When Vogue announced the appointment of a new director of editorial content this week, the first part of the story pretty much wrote itself. Anna Wintour, legendary in her own right and the inspiration for the novel and movie, “The Devil Wears Prada,” is taking a step back into a corporate role. Her successor is Chloe Malle, a live-wire 39-year-old, with a show business pedigree.
What caught my eye was that Malle told The New York Times that among her plans are to publish a print Vogue issue when a moment warrants it rather than at its historical monthly cadence. Magazines face their own version of a challenging pivot to digital; Malle has run Vogue’s for the last two years. Additionally, commentaries on Vogue argue that it faces the challenge of influencers who are trying to hijack the publication’s longtime role as style setter. Still, what could be more of a match to glossy print than Vogue, with its heavy reliance on elegant still photography? Its September fall fashion issue regularly ran to 800 or more pages in the glory days. It even clocked in at over 900 in 2012, and this year’s checked in at a still hefty 376.
If Vogue no longer works as a print monthly, what magazine does?
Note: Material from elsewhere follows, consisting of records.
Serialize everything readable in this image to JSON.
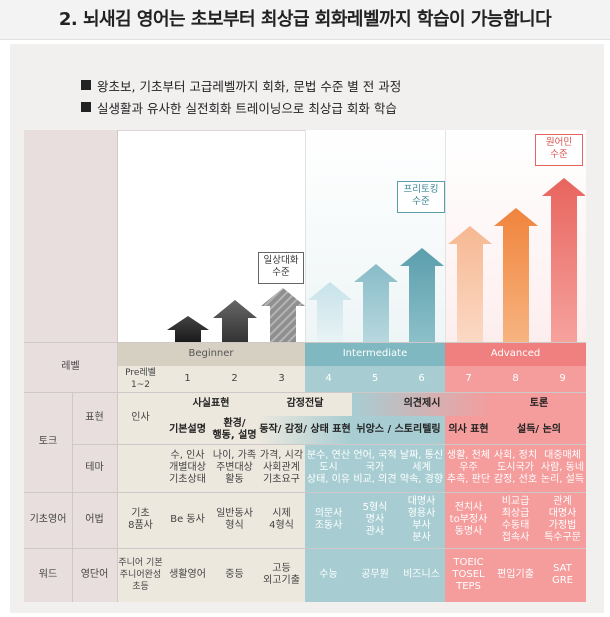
{
  "header": {
    "title": "2. 뇌새김 영어는 초보부터 최상급 회화레벨까지 학습이 가능합니다"
  },
  "bullets": [
    "왕초보, 기초부터 고급레벨까지 회화, 문법 수준 별 전 과정",
    "실생활과 유사한 실전회화 트레이닝으로 최상급 회화 학습"
  ],
  "chart_labels": {
    "daily": [
      "일상대화",
      "수준"
    ],
    "free": [
      "프리토킹",
      "수준"
    ],
    "native": [
      "원어민",
      "수준"
    ]
  },
  "colors": {
    "beginner_band": "#d6d0c2",
    "intermediate_band": "#7fb8c0",
    "advanced_band": "#f08080",
    "row_header": "#e8dede",
    "beginner_cells": "#ece8de",
    "intermediate_cells": "#a7cdd2",
    "advanced_cells": "#f59c9c"
  },
  "table": {
    "level_label": "레벨",
    "bands": {
      "beginner": "Beginner",
      "intermediate": "Intermediate",
      "advanced": "Advanced"
    },
    "levels": {
      "pre": "Pre레벨\n1~2",
      "l1": "1",
      "l2": "2",
      "l3": "3",
      "l4": "4",
      "l5": "5",
      "l6": "6",
      "l7": "7",
      "l8": "8",
      "l9": "9"
    },
    "talk_group": "토크",
    "expression_label": "표현",
    "theme_label": "테마",
    "greeting": "인사",
    "fact_expr": "사실표현",
    "emotion": "감정전달",
    "opinion": "의견제시",
    "debate": "토론",
    "basic_expr": "기본설명",
    "env_expr": "환경/\n행동, 설명",
    "action_emotion": "동작/ 감정/ 상태 표현",
    "nuance": "뉘앙스 / 스토리텔링",
    "opinion_expr": "의사 표현",
    "persuade": "설득/ 논의",
    "theme_2": "수, 인사\n개별대상\n기초상태",
    "theme_3": "나이, 가족\n주변대상\n활동",
    "theme_4": "가격, 시각\n사회관계\n기초요구",
    "theme_5": "분수, 연산\n도시\n상태, 이유",
    "theme_6": "언어, 국적\n국가\n비교, 의견",
    "theme_7": "날짜, 통신\n세계\n약속, 경향",
    "theme_8": "생활, 천체\n우주\n추측, 판단",
    "theme_9": "사회, 정치\n도시국가\n감정, 선호",
    "theme_10": "대중매체\n사람, 동네\n논리, 설득",
    "basic_eng": "기초영어",
    "grammar_label": "어법",
    "g1": "기초\n8품사",
    "g2": "Be 동사",
    "g3": "일반동사\n형식",
    "g4": "시제\n4형식",
    "g5": "의문사\n조동사",
    "g6": "5형식\n명사\n관사",
    "g7": "대명사\n형용사\n부사\n분사",
    "g8": "전치사\nto부정사\n동명사",
    "g9": "비교급\n최상급\n수동태\n접속사",
    "g10": "관계\n대명사\n가정법\n특수구문",
    "words": "워드",
    "vocab_label": "영단어",
    "w1": "주니어 기본\n주니어완성\n초등",
    "w2": "생활영어",
    "w3": "중등",
    "w4": "고등\n외고기출",
    "w5": "수능",
    "w6": "공무원",
    "w7": "비즈니스",
    "w8": "TOEIC\nTOSEL\nTEPS",
    "w9": "편입기출",
    "w10": "SAT\nGRE"
  }
}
As paraphrased by the Times reporter, “Ms. Malle believes issues should be released…around specific themes or cultural moments…These issues should be viewed more as collectible editions, printed on thick, high-quality paper. Her first print issue will most likely be published next year.”
That looks to be a sound editorial and business strategy. A themed occasion can excite audience interest compared to the same old, same old monthly format. Advertisers, too, love special editions on the theory that readers may keep them indefinitely rather than tossing them.
To be determined, I suppose, which topics and cultural moments clear the hurdle to be memorialized in print. I also wonder whether subscribers will still be asked to pay $72 a year for print + digital without knowing how many print issues they’ll get.
Though young, Malle is a 15-year Vogue veteran who upgraded the magazine’s wedding coverage. I’m no fashionista – what exactly is the garment Emma Stone is wearing on the September cover? But I do recognize that the digital presentation is elegant – and timely, with a full obituary Wednesday for Giorgio Armani.
As to her family ties, Malle is the daughter of actress Candace Bergen and film director Lewis Malle. She described herself to the Times as “a proud nepo baby.”